Laporan Wartawan Tribunnews.com, Dennis Destryawan
TRIBUNNEWS.COM, JAKARTA - Komisi Pengawas Persaingan Usaha (KPPU) menetapkan 44 penyelenggara layanan pinjaman online atau peer-to-peer (P2P) lending sebagai Terlapor atas dugaan pelanggaran Undang-Undang No. 5 Tahun 1999, khususnya pasal 5 terkait penetapan harga.
Direktur Investigasi pada Kedeputian Penegakan Hukum KPPU Gopprera Panggabean menyampaikan KPPU melanjutkan kasus pinjaman online (pinjol) ke tahapan penyelidikan, setelah melalui proses penyelidikan awal sejak 5 Oktober 2023.
"Sebanyak 44 perusahaan penyelenggara pinjol ditetapkan sebagai terlapor melalui Rapat Komisi tanggal 25 Oktober 2023. KPPU akan memanggil para pihak termasuk Terlapor, saksi, atau ahli yang berkaitan guna mengumpulkan alat bukti yang cukup terkait dugaan pelanggaran," ujar Gopprera di Jakarta, Jumat (27/10/2023).
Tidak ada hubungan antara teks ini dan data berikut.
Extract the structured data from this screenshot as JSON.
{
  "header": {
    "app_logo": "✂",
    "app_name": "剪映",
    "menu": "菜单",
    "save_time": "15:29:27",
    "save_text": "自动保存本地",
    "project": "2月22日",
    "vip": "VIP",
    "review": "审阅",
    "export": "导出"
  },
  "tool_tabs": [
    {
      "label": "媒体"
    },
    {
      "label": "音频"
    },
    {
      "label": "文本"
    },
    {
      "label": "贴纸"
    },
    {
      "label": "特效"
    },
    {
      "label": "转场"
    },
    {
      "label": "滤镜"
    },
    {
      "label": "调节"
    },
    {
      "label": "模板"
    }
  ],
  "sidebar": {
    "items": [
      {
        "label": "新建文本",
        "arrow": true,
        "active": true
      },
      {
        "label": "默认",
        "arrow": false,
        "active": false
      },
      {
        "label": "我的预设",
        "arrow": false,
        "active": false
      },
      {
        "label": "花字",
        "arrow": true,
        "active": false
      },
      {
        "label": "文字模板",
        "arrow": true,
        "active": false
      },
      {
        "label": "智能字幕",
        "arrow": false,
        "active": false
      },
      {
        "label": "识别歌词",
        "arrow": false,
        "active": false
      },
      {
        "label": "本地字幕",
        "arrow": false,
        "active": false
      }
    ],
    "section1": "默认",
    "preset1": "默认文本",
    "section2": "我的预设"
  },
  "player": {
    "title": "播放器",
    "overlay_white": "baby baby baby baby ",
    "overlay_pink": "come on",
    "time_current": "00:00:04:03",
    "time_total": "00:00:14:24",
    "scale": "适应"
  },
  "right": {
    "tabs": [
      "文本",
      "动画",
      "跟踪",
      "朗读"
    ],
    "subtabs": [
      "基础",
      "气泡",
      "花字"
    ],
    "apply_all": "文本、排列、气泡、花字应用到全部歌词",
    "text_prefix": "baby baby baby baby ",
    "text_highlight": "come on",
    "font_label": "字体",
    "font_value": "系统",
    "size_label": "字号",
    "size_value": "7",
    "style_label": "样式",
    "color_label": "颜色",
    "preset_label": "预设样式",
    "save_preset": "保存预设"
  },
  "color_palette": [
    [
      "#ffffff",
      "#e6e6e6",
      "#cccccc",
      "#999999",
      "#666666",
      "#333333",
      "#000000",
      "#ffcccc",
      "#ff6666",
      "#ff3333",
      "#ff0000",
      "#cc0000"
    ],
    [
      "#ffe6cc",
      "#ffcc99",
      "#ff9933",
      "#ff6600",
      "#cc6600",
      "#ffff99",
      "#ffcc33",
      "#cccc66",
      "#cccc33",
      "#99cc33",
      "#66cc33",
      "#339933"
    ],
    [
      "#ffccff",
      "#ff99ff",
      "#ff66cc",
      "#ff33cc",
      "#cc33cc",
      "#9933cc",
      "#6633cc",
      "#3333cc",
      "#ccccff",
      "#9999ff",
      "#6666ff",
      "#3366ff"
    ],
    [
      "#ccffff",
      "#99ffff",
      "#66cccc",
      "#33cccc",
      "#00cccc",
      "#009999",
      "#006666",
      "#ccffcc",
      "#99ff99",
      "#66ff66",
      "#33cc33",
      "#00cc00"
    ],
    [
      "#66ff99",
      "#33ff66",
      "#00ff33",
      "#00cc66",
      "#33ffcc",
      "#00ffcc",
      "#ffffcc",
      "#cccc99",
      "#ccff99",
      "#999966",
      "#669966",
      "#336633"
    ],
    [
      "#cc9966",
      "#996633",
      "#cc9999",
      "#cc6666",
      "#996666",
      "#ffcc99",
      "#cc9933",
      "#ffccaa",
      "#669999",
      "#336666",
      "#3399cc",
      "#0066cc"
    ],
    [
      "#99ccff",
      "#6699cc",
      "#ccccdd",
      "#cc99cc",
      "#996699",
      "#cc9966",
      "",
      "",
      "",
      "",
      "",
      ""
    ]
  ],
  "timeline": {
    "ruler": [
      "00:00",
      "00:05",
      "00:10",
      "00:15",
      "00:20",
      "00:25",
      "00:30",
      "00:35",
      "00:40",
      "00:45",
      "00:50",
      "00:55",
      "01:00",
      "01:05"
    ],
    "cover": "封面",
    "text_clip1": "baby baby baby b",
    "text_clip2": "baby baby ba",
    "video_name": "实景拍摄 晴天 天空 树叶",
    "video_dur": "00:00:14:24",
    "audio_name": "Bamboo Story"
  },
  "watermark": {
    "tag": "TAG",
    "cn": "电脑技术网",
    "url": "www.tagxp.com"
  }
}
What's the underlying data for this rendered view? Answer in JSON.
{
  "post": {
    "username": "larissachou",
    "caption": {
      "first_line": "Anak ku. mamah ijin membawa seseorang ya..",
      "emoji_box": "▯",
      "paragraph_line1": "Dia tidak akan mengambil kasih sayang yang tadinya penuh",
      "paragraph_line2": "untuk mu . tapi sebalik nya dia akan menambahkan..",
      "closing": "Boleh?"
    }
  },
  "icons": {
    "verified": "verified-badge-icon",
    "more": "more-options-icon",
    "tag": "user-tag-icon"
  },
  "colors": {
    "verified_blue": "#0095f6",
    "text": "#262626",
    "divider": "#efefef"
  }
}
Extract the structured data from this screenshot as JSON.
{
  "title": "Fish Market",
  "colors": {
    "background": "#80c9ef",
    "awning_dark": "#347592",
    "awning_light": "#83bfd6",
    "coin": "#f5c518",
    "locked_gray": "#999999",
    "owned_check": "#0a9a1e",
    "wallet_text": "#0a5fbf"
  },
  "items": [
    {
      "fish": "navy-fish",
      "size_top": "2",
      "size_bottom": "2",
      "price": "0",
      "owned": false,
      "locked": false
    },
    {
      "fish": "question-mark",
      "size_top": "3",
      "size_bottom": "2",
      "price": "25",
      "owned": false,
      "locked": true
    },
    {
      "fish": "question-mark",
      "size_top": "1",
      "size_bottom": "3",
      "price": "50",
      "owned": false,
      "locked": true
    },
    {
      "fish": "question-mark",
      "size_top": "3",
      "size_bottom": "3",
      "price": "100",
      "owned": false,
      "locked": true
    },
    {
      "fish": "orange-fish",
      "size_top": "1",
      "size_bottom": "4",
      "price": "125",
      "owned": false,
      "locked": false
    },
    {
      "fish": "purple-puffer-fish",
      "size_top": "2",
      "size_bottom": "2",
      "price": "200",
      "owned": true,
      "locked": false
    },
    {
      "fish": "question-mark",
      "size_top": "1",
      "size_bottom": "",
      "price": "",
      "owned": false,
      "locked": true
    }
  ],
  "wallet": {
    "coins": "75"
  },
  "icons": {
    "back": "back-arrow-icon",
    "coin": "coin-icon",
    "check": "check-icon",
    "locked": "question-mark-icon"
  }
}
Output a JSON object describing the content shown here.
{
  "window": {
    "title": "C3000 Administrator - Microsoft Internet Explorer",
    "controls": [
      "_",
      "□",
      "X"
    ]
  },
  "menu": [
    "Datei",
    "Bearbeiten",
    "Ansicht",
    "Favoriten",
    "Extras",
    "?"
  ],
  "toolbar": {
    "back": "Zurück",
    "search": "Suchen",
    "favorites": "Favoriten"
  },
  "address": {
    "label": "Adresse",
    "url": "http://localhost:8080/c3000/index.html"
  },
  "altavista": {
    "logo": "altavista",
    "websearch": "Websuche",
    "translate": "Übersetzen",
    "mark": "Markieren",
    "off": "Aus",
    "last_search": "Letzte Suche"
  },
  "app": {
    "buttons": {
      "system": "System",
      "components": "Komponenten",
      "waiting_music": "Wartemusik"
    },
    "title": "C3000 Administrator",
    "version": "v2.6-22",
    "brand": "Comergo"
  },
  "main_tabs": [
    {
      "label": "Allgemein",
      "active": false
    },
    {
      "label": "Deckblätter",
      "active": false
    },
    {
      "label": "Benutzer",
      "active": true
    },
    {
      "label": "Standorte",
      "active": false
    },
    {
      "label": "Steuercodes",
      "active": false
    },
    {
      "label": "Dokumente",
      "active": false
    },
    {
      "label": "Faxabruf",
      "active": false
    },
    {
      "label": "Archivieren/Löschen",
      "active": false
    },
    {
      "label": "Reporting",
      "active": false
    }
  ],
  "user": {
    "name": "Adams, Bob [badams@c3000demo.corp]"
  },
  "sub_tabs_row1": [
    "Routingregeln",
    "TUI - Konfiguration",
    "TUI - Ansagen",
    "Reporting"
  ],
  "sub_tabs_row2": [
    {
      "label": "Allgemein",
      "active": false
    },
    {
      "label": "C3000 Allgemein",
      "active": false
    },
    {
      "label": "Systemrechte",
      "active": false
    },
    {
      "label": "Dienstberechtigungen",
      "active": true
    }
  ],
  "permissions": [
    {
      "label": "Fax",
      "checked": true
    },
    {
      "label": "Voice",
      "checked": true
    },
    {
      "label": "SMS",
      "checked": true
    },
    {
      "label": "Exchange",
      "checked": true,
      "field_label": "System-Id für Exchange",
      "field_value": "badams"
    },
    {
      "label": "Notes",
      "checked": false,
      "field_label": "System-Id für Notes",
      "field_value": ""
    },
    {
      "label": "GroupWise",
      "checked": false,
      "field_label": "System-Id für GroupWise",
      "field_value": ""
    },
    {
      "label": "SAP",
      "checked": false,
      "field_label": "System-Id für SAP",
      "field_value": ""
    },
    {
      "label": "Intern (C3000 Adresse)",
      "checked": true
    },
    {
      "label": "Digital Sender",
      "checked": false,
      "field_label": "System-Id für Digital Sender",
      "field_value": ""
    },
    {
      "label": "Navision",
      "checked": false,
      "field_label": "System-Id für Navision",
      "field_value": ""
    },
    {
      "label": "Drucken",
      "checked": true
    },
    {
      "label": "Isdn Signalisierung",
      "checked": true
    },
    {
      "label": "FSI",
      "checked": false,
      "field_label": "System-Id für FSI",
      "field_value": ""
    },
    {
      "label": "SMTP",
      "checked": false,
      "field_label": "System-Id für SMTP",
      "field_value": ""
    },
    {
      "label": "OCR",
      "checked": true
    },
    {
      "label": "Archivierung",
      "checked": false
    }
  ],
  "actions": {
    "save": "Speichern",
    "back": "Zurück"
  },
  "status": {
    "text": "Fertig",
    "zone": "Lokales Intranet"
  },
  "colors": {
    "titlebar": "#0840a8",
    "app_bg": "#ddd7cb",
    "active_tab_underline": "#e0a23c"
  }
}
KPPU telah selesai melaksanakan penyelidikan awal atas dugaan pelanggaran yang dilakukan oleh pelaku usaha pinjol yang tergabung dalam Asosiasi Fintech Pendanaan Bersama Indonesia (AFPI).
Dalam tahap tersebut, AFPI telah menerbitkan Pedoman Perilaku Layanan Pinjam Meminjam Uang Berbasis Teknologi Informasi secara Bertanggung Jawab yang mengatur penetapan jumlah total bunga, biaya pinjaman dan biaya-biaya lainnya (selain biaya keterlambatan) yang tidak melebihi suku bunga flat 0,8 persen per hari, yang dihitung dari jumlah aktual pinjaman yang diterima oleh penerima pinjaman.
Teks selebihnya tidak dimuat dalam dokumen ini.